In quelle situazioni (oltremodo drammatiche) la politica è venuta meno nella sua capacità di individuare correttamente l’obbiettivo della ‘imposizione della propria volontà all’avversario’ e di conseguenza è stata incapace di cogliere adeguatamente il rapporto tra tale obbiettivo e i mezzi a disposizione. In tali situazioni la tecnica militare rompe il rapporto di subalternità alla politica ed emerge il militarismo ossia l’irrazionale uso della violenza che ha come obbiettivo l’unico scopo che il militare sa concepire ossia quello imposto dalla tecnica del duello che ha come unica conclusione l’abbattimento o di se stesso o dell’avversario. 5. Attualmente la tecnica militare rimane comunque ancora subalterna alla politica nel senso che il militarismo non trova (ancora) la possibilità di dispiegarsi in forma piena: una misura della limitazione all’uso della tecnica militare nel disegno di controllo del conflitto sociale può individuarsi nel fatto che l’obiettivo delle guerre attuali non consiste nel puro e semplice “abbattimento dell’avversario” ma ancora abita i luoghi (i cui contorni sono definiti dalla politica) occupati dalla “imposizione della propria volontà all’avversario”.
In altri termini non è dato ancora di assistere al completo rovesciamento del rapporto di subalternità della guerra alla politica; ma essendo la politica ridotta a pura tecnica per la conquista del consenso (che usa l’immagine della forza come elemento di inibizione di ogni conflitto) la tecnica militare trova occasioni sempre più frequenti per emergere e tali occasioni (come si è gia detto) le vengono offerte dalla vacuità della attuale politica degli stati nazionali. 6. Il degrado della politica va ricercato nel tramonto definitivo di ogni forma di Keynesismo nel governo della contraddizione di fondo del capitale.

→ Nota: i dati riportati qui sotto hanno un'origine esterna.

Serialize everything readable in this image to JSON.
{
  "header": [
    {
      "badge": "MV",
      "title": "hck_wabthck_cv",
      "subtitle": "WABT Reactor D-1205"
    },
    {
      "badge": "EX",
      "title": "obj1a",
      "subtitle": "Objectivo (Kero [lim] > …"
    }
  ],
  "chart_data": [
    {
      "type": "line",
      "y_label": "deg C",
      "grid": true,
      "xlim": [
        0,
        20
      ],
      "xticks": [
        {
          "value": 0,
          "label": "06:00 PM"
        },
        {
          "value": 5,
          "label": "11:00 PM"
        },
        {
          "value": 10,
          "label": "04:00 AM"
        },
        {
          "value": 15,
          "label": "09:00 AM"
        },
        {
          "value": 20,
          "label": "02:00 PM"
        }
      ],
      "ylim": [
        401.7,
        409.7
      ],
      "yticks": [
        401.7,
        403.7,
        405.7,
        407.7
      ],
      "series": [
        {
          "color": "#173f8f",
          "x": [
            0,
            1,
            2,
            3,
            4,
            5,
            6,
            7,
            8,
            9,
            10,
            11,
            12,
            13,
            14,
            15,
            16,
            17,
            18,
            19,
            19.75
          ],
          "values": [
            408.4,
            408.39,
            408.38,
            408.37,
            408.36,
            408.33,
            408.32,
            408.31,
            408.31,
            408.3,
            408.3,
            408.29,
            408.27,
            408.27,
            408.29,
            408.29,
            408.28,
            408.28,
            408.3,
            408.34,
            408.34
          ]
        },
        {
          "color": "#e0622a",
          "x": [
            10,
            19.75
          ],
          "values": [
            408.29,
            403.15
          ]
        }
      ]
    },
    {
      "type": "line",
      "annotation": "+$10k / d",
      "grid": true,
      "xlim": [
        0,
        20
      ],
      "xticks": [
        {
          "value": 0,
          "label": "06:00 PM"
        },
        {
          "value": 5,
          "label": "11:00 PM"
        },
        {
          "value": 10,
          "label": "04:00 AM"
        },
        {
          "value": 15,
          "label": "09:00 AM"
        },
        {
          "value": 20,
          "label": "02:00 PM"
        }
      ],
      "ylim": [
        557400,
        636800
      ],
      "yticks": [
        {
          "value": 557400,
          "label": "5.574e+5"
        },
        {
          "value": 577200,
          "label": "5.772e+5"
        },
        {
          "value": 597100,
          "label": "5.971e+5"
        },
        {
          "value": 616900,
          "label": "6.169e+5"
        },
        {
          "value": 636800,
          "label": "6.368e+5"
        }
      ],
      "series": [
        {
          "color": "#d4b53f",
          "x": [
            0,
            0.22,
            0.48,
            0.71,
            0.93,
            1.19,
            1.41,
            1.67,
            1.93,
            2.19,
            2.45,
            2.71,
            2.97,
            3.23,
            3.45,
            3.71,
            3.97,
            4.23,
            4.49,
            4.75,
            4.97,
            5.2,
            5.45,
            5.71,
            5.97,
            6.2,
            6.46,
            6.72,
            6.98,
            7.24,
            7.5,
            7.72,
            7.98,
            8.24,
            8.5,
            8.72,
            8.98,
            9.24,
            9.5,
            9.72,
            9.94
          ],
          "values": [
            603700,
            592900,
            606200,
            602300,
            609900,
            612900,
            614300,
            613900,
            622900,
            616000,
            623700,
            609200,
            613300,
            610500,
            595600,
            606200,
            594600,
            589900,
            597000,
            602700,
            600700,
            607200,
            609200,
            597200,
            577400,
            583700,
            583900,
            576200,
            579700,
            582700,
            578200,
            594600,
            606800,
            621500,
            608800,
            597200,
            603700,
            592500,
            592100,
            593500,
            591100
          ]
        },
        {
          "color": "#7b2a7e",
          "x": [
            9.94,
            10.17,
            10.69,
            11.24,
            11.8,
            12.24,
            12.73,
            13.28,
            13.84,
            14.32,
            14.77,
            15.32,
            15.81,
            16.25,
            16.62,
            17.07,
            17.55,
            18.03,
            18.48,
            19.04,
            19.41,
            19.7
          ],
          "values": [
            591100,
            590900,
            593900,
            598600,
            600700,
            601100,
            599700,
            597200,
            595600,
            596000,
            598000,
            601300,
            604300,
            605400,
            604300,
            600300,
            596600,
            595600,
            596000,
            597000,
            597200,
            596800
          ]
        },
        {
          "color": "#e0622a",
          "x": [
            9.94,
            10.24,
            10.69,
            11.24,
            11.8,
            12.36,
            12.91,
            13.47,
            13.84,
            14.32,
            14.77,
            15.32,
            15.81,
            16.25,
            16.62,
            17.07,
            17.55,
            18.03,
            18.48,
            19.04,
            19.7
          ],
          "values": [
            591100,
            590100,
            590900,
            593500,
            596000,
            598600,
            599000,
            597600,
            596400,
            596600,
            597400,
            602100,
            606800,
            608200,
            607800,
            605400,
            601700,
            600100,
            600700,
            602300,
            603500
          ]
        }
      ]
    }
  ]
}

La contraddizione tra socialità del momento produttivo e privatezza del momento appropriativo genera conflitti tra capitali e crisi di sovrapproduzione. Fino agli anni ’90 tali crisi venivano contenute con un forte sostegno alla domanda da parte degli stati nazionali.
La politica di questi stati, quindi, ai conflitti rispondeva con il razionale progetto del futuro ove la ritrovata sintesi tra capitalismo e democrazia consentiva il controllo dei conflitti in forma pressoché pacifica (almeno nei paesi del nord del mondo).
Il sostegno alla domanda si ergeva quindi a piano d’appoggio sul quale la politica dispiegava la propria capacità di ricomposizione e mediazione: il Keynesismo è definitivamente tramontato e con esso è caduto quel piano d’appoggio che sosteneva la politica nell’alveo della progettualità razionale e pacifica.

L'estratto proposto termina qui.